People living near Musgrove Park Hospital who fear their sleep will be disrupted by night-time landings have been reassured incoming flights are only likely to take place around three times a month.

Doctors met neighbours ahead of extending the time the Dorset and Somerset Air Ambulance service could arrive at Musgrove until 2am. Previously landings were limited to daylights hours.

A hospital spokeswoman said the charity, which runs a vital service for the most ill patients, now has the capacity to fly later at night after buying a new helicopter with more specialist equipment and a consultant physician on board.

She added that about three flights a month would land between 8pm and 2am, most of them before 10pm.

There are no plans to extend landing times to 24 hours a day.

Dr James Gagg, emergency consultant and clinical lead for the emergency department, said: "This is a vital service which can help our most seriously ill patients, such as those who have had a stroke, heart attack or cardiac arrest, where time is of the essence.

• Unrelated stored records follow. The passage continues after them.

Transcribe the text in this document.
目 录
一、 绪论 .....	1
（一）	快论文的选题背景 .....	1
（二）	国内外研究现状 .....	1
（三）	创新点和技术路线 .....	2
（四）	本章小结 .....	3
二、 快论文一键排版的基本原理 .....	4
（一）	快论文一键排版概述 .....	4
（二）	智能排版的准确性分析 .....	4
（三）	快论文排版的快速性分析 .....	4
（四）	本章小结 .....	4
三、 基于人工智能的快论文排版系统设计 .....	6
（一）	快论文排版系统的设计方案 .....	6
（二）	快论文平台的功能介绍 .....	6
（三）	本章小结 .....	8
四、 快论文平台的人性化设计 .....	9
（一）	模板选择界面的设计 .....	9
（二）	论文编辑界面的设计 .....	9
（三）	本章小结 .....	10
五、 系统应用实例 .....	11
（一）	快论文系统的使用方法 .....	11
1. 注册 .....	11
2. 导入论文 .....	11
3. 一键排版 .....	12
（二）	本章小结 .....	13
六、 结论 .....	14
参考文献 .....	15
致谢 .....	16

"The air ambulance enables critical care paramedics and doctors to be brought to the patient, as well as transporting the patient rapidly to the hospital.

"Extending the hours of the air ambulance means we can help our most critically ill patients have a better chance at survival.

"As a clinician, the thing you want to do more than anything is give your patients the best treatment and the best possible chance of recovery, and this has the potential to make a real difference."

Residents at the meeting with Musgrove bosses raised concerns, including the noise of the helicopter and the time it would wait on the helipad.

The hospital, which agreed to a request to carry out an impact assessment, said the new air ambulance can come down at a steeper angle, which should disturb fewer people.

The majority of patients will have cardiac conditions and will be transferred straight to the cardiology department, where they will immediately receive life-saving treatment from specialist consultants, meaning they can bypass the emergency department.

Air ambulance chief executive Bill Sivewright told the BBC: "This is about patients' lives, and if upsetting someone's sleep at night means someone's life is saved then I just feel that's something we've got to do.

"But I would like to say thank you for the tolerance they (residents) have shown to date."